Ajeng : “Iya... satu kali ketika dia melompat ke dalam sungai, berenang, dan satu kali ketika dia
melompat dari sungai ke darat.”
Bintang : “Yeeee...!”
Ajeng : “Aku pulang dulu, ya. Sebelum hujannya tambah besar. Cucianku nanti basah lagi.
Ibuku jam segini pasti masih di pasar.”
Bintang : “Emang nggak ada orang lain di rumah, selain ibumu?”
Ajeng : (menggeleng perlahan)
“udah ya. Besok aku kesini lagi.”
Bintang : “Sebaiknya kamu pulang nanti aja. Hujannya tambah besar, nanti kamu sakit.”
Ajeng : “Ah, nggak apa-apa.
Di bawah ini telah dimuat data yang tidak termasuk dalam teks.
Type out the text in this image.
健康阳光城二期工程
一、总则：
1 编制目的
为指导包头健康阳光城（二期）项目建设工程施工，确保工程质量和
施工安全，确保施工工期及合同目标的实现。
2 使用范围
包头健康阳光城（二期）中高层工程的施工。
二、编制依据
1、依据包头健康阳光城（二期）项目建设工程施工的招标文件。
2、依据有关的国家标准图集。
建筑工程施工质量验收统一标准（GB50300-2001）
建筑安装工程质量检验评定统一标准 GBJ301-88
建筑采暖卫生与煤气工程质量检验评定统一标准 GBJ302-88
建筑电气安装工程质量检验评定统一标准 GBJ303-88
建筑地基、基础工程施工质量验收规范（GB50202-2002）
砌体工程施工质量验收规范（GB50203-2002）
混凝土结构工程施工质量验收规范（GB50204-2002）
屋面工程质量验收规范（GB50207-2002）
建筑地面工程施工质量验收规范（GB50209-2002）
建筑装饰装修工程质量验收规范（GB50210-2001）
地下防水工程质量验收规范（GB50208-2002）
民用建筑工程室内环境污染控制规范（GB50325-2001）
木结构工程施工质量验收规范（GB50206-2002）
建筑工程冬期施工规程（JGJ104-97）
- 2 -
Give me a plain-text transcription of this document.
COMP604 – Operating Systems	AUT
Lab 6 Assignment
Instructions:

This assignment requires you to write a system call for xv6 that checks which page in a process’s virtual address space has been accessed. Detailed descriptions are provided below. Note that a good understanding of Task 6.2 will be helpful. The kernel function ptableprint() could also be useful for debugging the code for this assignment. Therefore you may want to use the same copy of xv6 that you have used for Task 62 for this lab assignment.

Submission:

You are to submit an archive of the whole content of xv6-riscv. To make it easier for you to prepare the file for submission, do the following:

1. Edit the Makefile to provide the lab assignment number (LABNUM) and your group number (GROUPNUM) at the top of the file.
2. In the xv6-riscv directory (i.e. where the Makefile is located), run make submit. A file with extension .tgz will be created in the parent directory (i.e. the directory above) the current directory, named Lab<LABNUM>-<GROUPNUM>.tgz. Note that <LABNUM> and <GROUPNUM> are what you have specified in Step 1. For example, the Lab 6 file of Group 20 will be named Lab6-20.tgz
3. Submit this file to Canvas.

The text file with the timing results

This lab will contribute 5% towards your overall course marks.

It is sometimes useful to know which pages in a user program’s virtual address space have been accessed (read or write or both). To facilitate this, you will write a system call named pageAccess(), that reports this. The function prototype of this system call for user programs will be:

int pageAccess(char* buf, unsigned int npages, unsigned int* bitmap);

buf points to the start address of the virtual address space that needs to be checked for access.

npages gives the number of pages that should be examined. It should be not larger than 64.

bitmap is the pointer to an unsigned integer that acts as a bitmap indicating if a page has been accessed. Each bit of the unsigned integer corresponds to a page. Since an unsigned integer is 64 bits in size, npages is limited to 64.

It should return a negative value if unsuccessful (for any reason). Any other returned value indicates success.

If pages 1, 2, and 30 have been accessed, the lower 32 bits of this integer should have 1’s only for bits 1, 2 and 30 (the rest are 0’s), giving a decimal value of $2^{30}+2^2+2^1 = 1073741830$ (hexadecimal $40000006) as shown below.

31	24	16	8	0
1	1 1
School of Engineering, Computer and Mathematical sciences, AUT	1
Badanku kuat kok, udah biasa.”
Bintang : “Kamu pakai payungku aja. Biar nggak basah..”
Keesokan harinya
Hanum : “Kamu hmmm Ajeng ya?”
Ajeng : “iya” (sedikit malu)
Hanum : “Nggak sekolah?”
Ajeng : “Kelasnya dipakai ujian kelas enam.”
Hanum : “Oh.. hmmm kamu mau main ke tempat Bintang ?”
Ajeng : “Hmmm iya? Hmmm Boleh?”
Hanum : (menganggukkan kepala) “Ajeng kamu bawa apa?”
Ajeng : “Donat tante, untuk Bintang.”
Hanum : “Jangan ajak Bintang main keluar rumah ya?!”